Study Methods and Results
Researchers developed a proximity ligation assay to measure how often RAS and RAF proteins interacted inside cancer cells, and discovered that measuring this interaction could provide valuable insights into the effectiveness of treatments in patients with KRAS G12C–mutated NSCLC. For instance, tumors with stronger RAS-RAF protein interactions had higher levels of active RAS signaling and were more likely to respond to KRAS G12C inhibitors.
The researchers also compared their novel method with other common markers of cancer activity, like EGFR. They found that EGFR activity was not predictive of response to KRAS G12C inhibitors, suggesting that RAS-RAF interactions could serve as a more accurate biomarker for treatment response.
Conclusions
The findings could help physicians identify which patients may be most likely to benefit from KRAS G12C inhibitors.
“Our findings could be a game-changer for treating KRAS G12C–[mutated] NSCLC. By measuring RAS-RAF interactions, we can potentially help [physicians] make more informed decisions and provide better treatment outcomes for patients,” emphasized lead study author Ryoji Kato, PhD, a postdoctoral fellow at the Moffitt Cancer Center.
The new proximity ligation assay method could become an important tool in clinical settings, helping physicians select the most effective treatments and improving outcomes in KRAS G12C–mutated NSCLC.

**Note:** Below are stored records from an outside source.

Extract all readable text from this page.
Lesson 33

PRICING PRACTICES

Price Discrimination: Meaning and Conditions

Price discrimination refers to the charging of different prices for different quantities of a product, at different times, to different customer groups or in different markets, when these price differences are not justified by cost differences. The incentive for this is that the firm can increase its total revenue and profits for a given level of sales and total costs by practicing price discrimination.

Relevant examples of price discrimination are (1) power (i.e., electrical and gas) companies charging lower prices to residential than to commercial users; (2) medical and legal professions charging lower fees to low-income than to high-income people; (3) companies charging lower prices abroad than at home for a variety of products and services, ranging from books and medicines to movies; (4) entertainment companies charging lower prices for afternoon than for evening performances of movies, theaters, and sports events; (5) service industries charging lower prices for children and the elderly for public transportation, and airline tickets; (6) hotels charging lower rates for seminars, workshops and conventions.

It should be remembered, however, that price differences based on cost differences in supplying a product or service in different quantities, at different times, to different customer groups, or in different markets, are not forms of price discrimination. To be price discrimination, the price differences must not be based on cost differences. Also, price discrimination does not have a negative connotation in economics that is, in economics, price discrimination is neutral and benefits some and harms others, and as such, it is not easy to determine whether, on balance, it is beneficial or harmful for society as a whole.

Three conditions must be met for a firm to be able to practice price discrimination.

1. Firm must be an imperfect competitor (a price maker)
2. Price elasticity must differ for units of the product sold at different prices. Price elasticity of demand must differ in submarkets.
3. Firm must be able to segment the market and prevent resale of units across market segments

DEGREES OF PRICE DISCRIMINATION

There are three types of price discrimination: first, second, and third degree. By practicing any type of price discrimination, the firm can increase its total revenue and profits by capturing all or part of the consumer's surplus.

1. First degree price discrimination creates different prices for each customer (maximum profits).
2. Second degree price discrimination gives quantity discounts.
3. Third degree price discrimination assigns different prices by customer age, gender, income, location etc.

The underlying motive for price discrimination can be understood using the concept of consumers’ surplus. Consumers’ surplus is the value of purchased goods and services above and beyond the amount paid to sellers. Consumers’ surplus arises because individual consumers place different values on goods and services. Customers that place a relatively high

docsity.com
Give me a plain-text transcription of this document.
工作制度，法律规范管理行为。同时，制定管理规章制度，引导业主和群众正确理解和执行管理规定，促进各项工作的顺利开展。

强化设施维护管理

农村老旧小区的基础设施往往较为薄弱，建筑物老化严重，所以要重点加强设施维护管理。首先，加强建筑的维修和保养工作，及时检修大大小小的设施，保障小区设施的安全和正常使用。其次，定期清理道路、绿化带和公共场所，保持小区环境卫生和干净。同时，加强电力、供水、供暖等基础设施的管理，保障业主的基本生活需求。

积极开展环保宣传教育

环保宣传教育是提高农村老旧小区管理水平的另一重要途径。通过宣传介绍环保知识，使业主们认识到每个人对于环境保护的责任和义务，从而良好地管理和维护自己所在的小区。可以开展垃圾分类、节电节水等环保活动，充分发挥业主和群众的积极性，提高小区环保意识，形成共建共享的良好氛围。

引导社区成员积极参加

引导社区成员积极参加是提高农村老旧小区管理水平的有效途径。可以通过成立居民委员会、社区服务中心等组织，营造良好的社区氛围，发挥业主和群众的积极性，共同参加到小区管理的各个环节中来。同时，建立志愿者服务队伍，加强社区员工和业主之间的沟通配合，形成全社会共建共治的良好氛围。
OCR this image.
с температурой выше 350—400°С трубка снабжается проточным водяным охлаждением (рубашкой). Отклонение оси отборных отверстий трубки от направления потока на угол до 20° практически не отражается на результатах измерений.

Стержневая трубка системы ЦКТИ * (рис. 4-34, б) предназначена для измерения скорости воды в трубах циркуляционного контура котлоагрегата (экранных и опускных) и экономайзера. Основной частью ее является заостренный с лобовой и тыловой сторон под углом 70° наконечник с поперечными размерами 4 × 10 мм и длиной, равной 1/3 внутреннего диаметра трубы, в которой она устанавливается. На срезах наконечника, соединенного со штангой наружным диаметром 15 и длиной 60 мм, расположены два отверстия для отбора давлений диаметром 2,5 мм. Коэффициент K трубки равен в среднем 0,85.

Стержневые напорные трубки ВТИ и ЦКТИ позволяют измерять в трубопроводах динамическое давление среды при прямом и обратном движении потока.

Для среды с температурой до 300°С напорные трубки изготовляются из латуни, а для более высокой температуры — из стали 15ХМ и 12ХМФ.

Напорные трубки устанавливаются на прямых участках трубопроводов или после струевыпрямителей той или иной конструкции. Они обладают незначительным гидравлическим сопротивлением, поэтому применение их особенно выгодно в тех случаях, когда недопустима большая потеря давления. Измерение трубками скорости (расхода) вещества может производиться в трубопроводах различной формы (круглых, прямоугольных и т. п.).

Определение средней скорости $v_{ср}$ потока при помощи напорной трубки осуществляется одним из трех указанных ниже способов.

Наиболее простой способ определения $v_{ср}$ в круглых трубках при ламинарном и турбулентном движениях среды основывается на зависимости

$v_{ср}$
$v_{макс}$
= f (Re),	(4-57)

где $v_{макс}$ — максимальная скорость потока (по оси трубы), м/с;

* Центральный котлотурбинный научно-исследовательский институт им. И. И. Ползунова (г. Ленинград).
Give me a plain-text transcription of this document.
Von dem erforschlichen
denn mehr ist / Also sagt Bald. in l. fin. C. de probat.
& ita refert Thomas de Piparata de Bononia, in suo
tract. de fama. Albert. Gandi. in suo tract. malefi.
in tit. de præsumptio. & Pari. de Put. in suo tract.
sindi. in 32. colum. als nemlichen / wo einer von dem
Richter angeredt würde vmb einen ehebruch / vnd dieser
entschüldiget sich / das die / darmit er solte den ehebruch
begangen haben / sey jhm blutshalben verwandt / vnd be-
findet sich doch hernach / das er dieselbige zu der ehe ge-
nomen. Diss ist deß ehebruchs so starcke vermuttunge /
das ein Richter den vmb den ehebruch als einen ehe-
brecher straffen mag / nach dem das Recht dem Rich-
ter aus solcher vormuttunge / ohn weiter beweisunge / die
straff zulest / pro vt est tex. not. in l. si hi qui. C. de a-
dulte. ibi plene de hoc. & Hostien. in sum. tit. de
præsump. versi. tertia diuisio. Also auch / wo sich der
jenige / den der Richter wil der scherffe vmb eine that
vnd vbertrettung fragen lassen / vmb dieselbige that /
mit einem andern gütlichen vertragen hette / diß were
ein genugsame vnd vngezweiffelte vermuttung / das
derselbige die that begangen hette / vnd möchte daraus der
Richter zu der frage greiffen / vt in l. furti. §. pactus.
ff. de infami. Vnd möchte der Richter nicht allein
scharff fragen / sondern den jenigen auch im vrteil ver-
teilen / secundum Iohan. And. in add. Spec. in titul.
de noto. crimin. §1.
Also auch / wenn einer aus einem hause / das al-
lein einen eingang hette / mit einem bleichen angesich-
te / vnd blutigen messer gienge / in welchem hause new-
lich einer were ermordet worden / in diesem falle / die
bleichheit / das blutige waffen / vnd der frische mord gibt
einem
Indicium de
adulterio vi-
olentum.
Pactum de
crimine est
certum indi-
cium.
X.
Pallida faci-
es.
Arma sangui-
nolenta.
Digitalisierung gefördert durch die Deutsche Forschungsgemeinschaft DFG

“This research opens the door to more personalized cancer treatment,” underscored senior study author Eric Haura, MD, Associate Center Director for Clinical Science at the Moffitt Cancer Center. “The ability to assess RAS signaling directly in tumor samples could lead to more targeted therapies and better outcomes for patients with KRAS-[mutated] cancers,” he concluded.
Disclosure: The research in this study was supported by the National Institutes of Health, the Moffitt Lung Cancer Center of Excellence, and Revolution Medicines. For full disclosures of the study authors, visit aacrjournals.org.